Namun sebaliknya, jika seorang ibu beretika baik, pintar serta berkepribadian Islam yang kental, maka akan tercipta generasi yang ideal dalam mempertahankan eksistensi agama dan bangsa. Oleh karena itu, sebelum menjadi seorang ibu, sudah menjadi keharusan bagi seorang wanita untuk memperbaiki dirinya terlebih dulu.
Baca juga: Perempuan sebagai Guru Sejati
Di sisi lain as-Sya’rawy menambahkan bahwa pada saat anak-anak menginjak usia 6 tahun, pikiran mereka kosong. Dan di saat itulah proses awal pembentukan karakter yang baik dengan memberikan informasi-informasi positif[1]. Besarnya pengaruh seorang ibu terhadap karakter seorang anak, di karenakan ibu memiliki waktu yang sangat banyak untuk mendampingi anaknya, hal ini bertolak belakang dengan sosok ayah yang orientasi perannya lebih banyak di luar rumah untuk mencari nafkah[2].
Namun uraian di atas bukan berarti menyimpulkan bahwa sosok ayah tidak ikut serta dalam perkembangan anak. Sebuah riset dari para ahli yang dikutip as-Sya’rowi mengatakan bahwa seorang anak yang mendapatkan kesempatan bisa berinteraksi dengan anggota keluarganya, mulai dari ibu, ayah, nenek, kakek dan kakak-kakaknya, dapat berkembang melebihi yang lainnya. Dikarenakan ia mendapat kesempatan berinteraksi dengan berbagai orang yang berbeda umur dan masa. Yang bisa dimaknai bahwa berarti ia dapat menyerap berbagai karakter dari orang-orang yang berbeda-beda tersebut. (Fiqh Mar’ah, hal. 294)
Tonton juga: Belajarlah Selagi Masih Muda | KH. M. Anwar Manshur
Artinya, kerjasama dari setiap anggota keluarga juga sangat diperlukan untuk mendukung tumbuh kembang seorang anak terlebih kedua orang tua. Dengan kekompakan dua figur tersebut dalam kolaborasinya mendidik dan mengembangkan potensi-potensi anak, sesorang anak dapat menjadi harapan bagi kedua orang tuanya.
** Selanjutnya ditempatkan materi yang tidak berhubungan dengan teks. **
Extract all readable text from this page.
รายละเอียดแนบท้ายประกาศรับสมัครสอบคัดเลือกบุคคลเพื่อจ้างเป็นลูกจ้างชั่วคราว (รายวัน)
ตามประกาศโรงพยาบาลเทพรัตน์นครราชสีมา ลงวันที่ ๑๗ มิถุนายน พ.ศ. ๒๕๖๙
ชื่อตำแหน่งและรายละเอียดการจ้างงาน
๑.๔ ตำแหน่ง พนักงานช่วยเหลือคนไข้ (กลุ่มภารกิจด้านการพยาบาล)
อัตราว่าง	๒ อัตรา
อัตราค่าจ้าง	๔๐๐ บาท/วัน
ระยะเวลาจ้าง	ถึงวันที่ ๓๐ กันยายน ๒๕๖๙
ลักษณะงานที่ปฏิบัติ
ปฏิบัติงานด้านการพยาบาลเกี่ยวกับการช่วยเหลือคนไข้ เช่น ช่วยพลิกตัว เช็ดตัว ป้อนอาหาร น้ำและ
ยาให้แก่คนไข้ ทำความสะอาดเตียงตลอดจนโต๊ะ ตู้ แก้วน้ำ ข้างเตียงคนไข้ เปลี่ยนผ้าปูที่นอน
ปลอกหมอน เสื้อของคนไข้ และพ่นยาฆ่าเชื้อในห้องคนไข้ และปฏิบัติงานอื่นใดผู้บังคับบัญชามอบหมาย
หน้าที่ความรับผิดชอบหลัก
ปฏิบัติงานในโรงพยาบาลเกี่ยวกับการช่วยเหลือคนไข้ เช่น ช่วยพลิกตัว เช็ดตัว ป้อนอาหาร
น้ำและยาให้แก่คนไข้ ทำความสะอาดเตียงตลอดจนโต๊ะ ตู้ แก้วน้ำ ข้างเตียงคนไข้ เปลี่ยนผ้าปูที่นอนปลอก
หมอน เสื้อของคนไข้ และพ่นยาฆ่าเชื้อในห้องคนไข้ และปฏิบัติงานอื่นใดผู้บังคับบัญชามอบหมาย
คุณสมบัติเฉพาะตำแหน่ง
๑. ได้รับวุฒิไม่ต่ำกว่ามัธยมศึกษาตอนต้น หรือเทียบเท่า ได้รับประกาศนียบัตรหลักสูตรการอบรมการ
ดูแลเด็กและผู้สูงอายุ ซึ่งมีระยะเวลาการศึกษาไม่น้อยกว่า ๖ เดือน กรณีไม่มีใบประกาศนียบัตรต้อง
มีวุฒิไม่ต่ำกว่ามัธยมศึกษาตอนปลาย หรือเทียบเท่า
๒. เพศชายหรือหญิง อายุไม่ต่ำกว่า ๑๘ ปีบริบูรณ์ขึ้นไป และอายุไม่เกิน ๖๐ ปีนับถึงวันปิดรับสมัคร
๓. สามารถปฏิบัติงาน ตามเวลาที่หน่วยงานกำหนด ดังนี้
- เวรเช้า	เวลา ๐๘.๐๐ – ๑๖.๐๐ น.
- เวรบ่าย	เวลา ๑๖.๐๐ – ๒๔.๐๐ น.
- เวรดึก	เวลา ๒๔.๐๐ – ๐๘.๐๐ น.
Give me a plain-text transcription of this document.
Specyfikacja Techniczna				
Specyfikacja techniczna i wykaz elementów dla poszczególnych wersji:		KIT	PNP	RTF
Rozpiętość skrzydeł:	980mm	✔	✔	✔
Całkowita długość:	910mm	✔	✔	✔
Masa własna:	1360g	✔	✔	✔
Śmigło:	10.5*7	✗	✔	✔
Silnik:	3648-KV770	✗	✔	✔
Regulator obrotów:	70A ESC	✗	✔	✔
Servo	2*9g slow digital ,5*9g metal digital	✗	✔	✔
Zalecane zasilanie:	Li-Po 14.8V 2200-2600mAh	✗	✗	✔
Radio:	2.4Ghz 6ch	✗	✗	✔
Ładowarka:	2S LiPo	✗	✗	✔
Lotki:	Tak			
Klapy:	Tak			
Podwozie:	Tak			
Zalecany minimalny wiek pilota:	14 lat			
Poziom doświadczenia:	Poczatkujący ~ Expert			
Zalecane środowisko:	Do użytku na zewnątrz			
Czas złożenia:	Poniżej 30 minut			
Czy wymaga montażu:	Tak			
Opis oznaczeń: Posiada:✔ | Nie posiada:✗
Ibarat menanam pohon, yang diharapkan bagi si penanam adalah dapat memanfaatkan buahnya. Begitupun orang tua, yang diharapkan dari buah hati mereka adalah sang buah hati dapat bermanfaat bagi mereka di dunia terlebih di akhirat kelak. Sebagaimana dawuh Rasulullah:
إذا مات الإنسان انقطع عمله إلا من ثلاثة: صدقة جارية، أو علم ينتفع به، أو ولد صالح يدعو له
“Apabila manusia itu meninggal dunia maka terputuslah segala amalnya, kecuali tiga hal. Yakni, sedekah jariyah, ilmu yang bermanfaat atau anak shaleh yang mendoakan orang tuanya.” (HR Muslim)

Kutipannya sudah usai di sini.